Congress recently passed a Covid-19 economic relief bill wrapped up in a 1.4 trillion dollar funding bill without which government will have to shut down midnight of this annus horribilis.

In a video late evening of December 22, Trump called the $900 million in stimulus funds a “disgrace” despite it being passed the day before by a large bi-partisan majority after months of negotiation. In the negotiations, the Democrats wanted more, but the Republicans wanted less in economic stimulus to small businesses and the unemployed who have been subsisting during the pandemic on federal and state dole-outs, much like our “ayuda.”

Trump now says he wants the checks to taxpayers increased to $2,000, something he refused to consider prior to the elections.

“This abdication of responsibility has devastating consequences. About 10 million Americans will lose unemployment benefits,” president-elect Joe Biden said.

When 2021 enters without this bill signed into law, a moratorium on house evictions will expire, putting millions at risk of being thrown out of their homes. Vital services will grind to a halt. Military servicemen around the world will stop receiving their paychecks.

At the eleventh hour, Trump echoes what the Democrats wanted to give—a bigger stimulus fund, to which they caviled before Republican intransigence, only to be able to give millions of Americans something to live on while waiting for the new president to petition Congress for more.
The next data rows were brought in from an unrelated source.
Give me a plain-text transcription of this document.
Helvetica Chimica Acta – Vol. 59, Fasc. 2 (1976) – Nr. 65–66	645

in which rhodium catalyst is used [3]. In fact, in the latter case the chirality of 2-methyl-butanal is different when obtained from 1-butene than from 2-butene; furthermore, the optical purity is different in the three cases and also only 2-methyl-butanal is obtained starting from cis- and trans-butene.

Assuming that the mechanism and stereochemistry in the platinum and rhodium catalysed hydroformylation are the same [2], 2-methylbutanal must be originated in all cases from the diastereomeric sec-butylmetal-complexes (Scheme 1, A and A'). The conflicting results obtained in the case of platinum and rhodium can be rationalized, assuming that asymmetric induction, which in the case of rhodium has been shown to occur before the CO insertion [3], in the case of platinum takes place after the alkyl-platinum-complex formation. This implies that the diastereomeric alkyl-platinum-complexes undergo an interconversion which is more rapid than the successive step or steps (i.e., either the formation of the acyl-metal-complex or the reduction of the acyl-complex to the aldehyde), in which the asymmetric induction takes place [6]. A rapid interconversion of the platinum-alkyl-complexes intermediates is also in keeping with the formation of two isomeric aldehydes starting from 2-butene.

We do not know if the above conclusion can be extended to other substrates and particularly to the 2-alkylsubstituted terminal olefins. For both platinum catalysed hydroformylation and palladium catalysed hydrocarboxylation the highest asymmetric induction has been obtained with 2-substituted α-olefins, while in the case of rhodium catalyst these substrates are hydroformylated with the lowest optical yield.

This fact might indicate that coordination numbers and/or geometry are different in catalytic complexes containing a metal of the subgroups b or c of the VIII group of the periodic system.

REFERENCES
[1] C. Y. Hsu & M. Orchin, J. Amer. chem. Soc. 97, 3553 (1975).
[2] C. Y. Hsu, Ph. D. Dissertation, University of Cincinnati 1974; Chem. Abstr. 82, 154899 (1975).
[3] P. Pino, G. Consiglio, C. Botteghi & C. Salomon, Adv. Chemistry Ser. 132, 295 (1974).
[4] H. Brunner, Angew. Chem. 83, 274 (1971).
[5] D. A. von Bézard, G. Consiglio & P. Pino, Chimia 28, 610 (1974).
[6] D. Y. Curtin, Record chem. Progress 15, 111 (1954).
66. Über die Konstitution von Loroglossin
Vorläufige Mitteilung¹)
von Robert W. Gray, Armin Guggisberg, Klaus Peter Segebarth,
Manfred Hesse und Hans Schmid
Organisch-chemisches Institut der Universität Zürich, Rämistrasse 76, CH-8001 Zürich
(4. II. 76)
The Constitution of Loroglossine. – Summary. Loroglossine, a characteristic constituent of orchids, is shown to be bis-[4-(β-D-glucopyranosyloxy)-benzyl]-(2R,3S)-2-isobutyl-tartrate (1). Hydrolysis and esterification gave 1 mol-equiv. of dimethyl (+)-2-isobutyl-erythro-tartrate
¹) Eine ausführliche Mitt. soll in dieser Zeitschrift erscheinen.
If Trump does veto, as he has threatened to, Congress is likely to override him, but how much longer will that take, given an impending recess?

Nothing could explain this act of madness except a meanness of character in the outgoing president.

Vox populi, vox Dei. The voice of the people is the voice of God.

But then again, megalomaniacs think they are themselves god. So when they fall, whether in their lifetime or in the hallowed writ of history thereafter, there will be no redemption.

* * *

We will resume the series on the nine presidentiables Biz News Asia published after the New Year starts. Thus far we have written about Ping Lacson, “the outlier” and Manny Pacquiao, “the pugilist”. We still have to write our (as objective as objective can possibly be) readings of their qualifications and their chances in 2022, of the businesswoman, the foundling, the assistant, the son, the widow, the daughter, Yorme and the mechanic.

“Is there no one else?” Time flies quickly, but surprise is the coin of politics.